Why SEO Still Matters in the Age of AI and ChatGPT
AI is playing a significant role in shaping the search landscape. Though chatbots like ChatGPT have significant margins of error, their ease of use continues to draw users to them in droves and this affects organic traffic to website pages, which is on the decline. This is shaping SEO priorities. Where in the past SEO specialists focused their efforts on getting websites indexed and ranking in SERPs, now they have to focus on getting them to show up in large language models (LLMs) search results.
We have evolved from simply feeding Google keywords to get a website noticed in SERPs, to feeding it contextually accurate keyword phrases to conversational search queries in the search engines, to now needing to shape the content of an entire webpage to get noticed in LLMs, while still executing the previous points. And this is compounded by the fact that, more often than not, these LLMs are downloadable as apps, which takes them out of reach of search engines. This makes their impact on organic traffic all the more difficult to track, which can have an averse effect on optimization efforts. As they say, you cannot improve what you cannot measure.
For this reason, SEO also includes generative engine optimization (GEO) in 2025. These are optimizations directed at AI-driven interfaces like ChatGPT.
But that being said, whether it be GEO or SEO, it all still boils down to your website’s informational structure. In essence, that remains the determining factor for your website’s organic ranking success, whether it be in generative engines or search engines. Which means that improving your organic ranking and visibility in search engines, i.e., the search engine optimization (SEO) of your website, still matters. Building upon that, as a marketing tool, SEO is currently projected to reach up to $107 billion in market revenue this year.

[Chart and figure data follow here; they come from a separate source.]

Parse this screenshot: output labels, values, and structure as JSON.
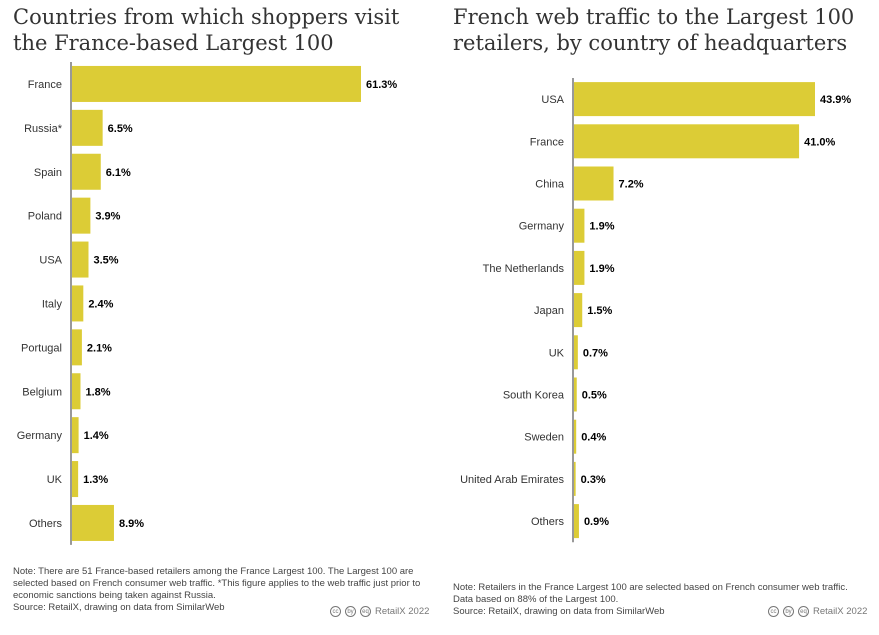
{
  "colors": {
    "bar": "#dccc36",
    "axis": "#333333"
  },
  "left": {
    "title": "Countries from which shoppers visit the France-based Largest 100",
    "note": "Note: There are 51 France-based retailers among the France Largest 100. The Largest 100 are selected based on French consumer web traffic. *This figure applies to the web traffic just prior to economic sanctions being taken against Russia.",
    "source": "Source: RetailX, drawing on data from SimilarWeb",
    "credit": "RetailX 2022",
    "cc_icons": [
      "cc",
      "by",
      "eq"
    ]
  },
  "right": {
    "title": "French web traffic to the Largest 100 retailers, by country of headquarters",
    "note": "Note: Retailers in the France Largest 100 are selected based on French consumer web traffic. Data based on 88% of the Largest 100.",
    "source": "Source: RetailX, drawing on data from SimilarWeb",
    "credit": "RetailX 2022",
    "cc_icons": [
      "cc",
      "by",
      "eq"
    ]
  },
  "chart_data": [
    {
      "type": "bar",
      "orientation": "horizontal",
      "title": "Countries from which shoppers visit the France-based Largest 100",
      "categories": [
        "France",
        "Russia*",
        "Spain",
        "Poland",
        "USA",
        "Italy",
        "Portugal",
        "Belgium",
        "Germany",
        "UK",
        "Others"
      ],
      "values": [
        61.3,
        6.5,
        6.1,
        3.9,
        3.5,
        2.4,
        2.1,
        1.8,
        1.4,
        1.3,
        8.9
      ],
      "value_labels": [
        "61.3%",
        "6.5%",
        "6.1%",
        "3.9%",
        "3.5%",
        "2.4%",
        "2.1%",
        "1.8%",
        "1.4%",
        "1.3%",
        "8.9%"
      ],
      "unit": "%",
      "xlim": [
        0,
        61.3
      ],
      "grid": false
    },
    {
      "type": "bar",
      "orientation": "horizontal",
      "title": "French web traffic to the Largest 100 retailers, by country of headquarters",
      "categories": [
        "USA",
        "France",
        "China",
        "Germany",
        "The Netherlands",
        "Japan",
        "UK",
        "South Korea",
        "Sweden",
        "United Arab Emirates",
        "Others"
      ],
      "values": [
        43.9,
        41.0,
        7.2,
        1.9,
        1.9,
        1.5,
        0.7,
        0.5,
        0.4,
        0.3,
        0.9
      ],
      "value_labels": [
        "43.9%",
        "41.0%",
        "7.2%",
        "1.9%",
        "1.9%",
        "1.5%",
        "0.7%",
        "0.5%",
        "0.4%",
        "0.3%",
        "0.9%"
      ],
      "unit": "%",
      "xlim": [
        0,
        43.9
      ],
      "grid": false
    }
  ]
}
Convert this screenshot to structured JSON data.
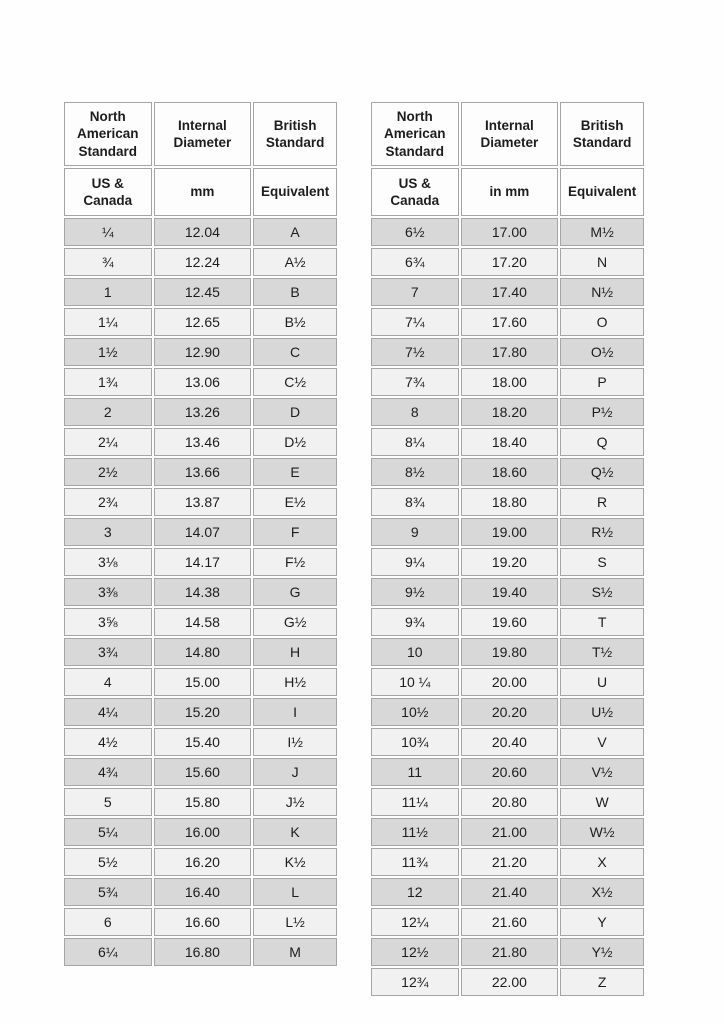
{
  "colors": {
    "row_dark": "#d8d8d8",
    "row_light": "#f1f1f1",
    "border": "#a5a5a5",
    "header_bg": "#fdfdfd",
    "text": "#1d1d1d",
    "page_bg": "#fefefe"
  },
  "tables": [
    {
      "header": [
        "North American Standard",
        "Internal Diameter",
        "British Standard"
      ],
      "subheader": [
        "US & Canada",
        "mm",
        "Equivalent"
      ],
      "rows": [
        [
          "¼",
          "12.04",
          "A"
        ],
        [
          "¾",
          "12.24",
          "A½"
        ],
        [
          "1",
          "12.45",
          "B"
        ],
        [
          "1¼",
          "12.65",
          "B½"
        ],
        [
          "1½",
          "12.90",
          "C"
        ],
        [
          "1¾",
          "13.06",
          "C½"
        ],
        [
          "2",
          "13.26",
          "D"
        ],
        [
          "2¼",
          "13.46",
          "D½"
        ],
        [
          "2½",
          "13.66",
          "E"
        ],
        [
          "2¾",
          "13.87",
          "E½"
        ],
        [
          "3",
          "14.07",
          "F"
        ],
        [
          "3⅛",
          "14.17",
          "F½"
        ],
        [
          "3⅜",
          "14.38",
          "G"
        ],
        [
          "3⅝",
          "14.58",
          "G½"
        ],
        [
          "3¾",
          "14.80",
          "H"
        ],
        [
          "4",
          "15.00",
          "H½"
        ],
        [
          "4¼",
          "15.20",
          "I"
        ],
        [
          "4½",
          "15.40",
          "I½"
        ],
        [
          "4¾",
          "15.60",
          "J"
        ],
        [
          "5",
          "15.80",
          "J½"
        ],
        [
          "5¼",
          "16.00",
          "K"
        ],
        [
          "5½",
          "16.20",
          "K½"
        ],
        [
          "5¾",
          "16.40",
          "L"
        ],
        [
          "6",
          "16.60",
          "L½"
        ],
        [
          "6¼",
          "16.80",
          "M"
        ]
      ]
    },
    {
      "header": [
        "North American Standard",
        "Internal Diameter",
        "British Standard"
      ],
      "subheader": [
        "US & Canada",
        "in mm",
        "Equivalent"
      ],
      "rows": [
        [
          "6½",
          "17.00",
          "M½"
        ],
        [
          "6¾",
          "17.20",
          "N"
        ],
        [
          "7",
          "17.40",
          "N½"
        ],
        [
          "7¼",
          "17.60",
          "O"
        ],
        [
          "7½",
          "17.80",
          "O½"
        ],
        [
          "7¾",
          "18.00",
          "P"
        ],
        [
          "8",
          "18.20",
          "P½"
        ],
        [
          "8¼",
          "18.40",
          "Q"
        ],
        [
          "8½",
          "18.60",
          "Q½"
        ],
        [
          "8¾",
          "18.80",
          "R"
        ],
        [
          "9",
          "19.00",
          "R½"
        ],
        [
          "9¼",
          "19.20",
          "S"
        ],
        [
          "9½",
          "19.40",
          "S½"
        ],
        [
          "9¾",
          "19.60",
          "T"
        ],
        [
          "10",
          "19.80",
          "T½"
        ],
        [
          "10 ¼",
          "20.00",
          "U"
        ],
        [
          "10½",
          "20.20",
          "U½"
        ],
        [
          "10¾",
          "20.40",
          "V"
        ],
        [
          "11",
          "20.60",
          "V½"
        ],
        [
          "11¼",
          "20.80",
          "W"
        ],
        [
          "11½",
          "21.00",
          "W½"
        ],
        [
          "11¾",
          "21.20",
          "X"
        ],
        [
          "12",
          "21.40",
          "X½"
        ],
        [
          "12¼",
          "21.60",
          "Y"
        ],
        [
          "12½",
          "21.80",
          "Y½"
        ],
        [
          "12¾",
          "22.00",
          "Z"
        ]
      ]
    }
  ]
}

Building upon that, optimizations of a website’s UX, page speed, structure, and brand authority, i.e., search engine-specific optimizations, still affect its rankings. And website pages still need traditional SEO for when they are crawled, indexed, and ranked by search engines. In addition, LLMs and other AI tools still value human creativity, i.e. human language without bad practices like keyword stuffing or clunky topic structures, for their assessment of website content. And they penalize content that is completely AI-generated. Thus, the holy guideline of E-E-A-T (Experience, Expertise, Authority, Trustworthiness) still very much applies and will continue to do so well into the foreseeable future.
So fret not, SEO is still very much a human’s game. We just have to adapt. And history has shown that we are kind of good at that.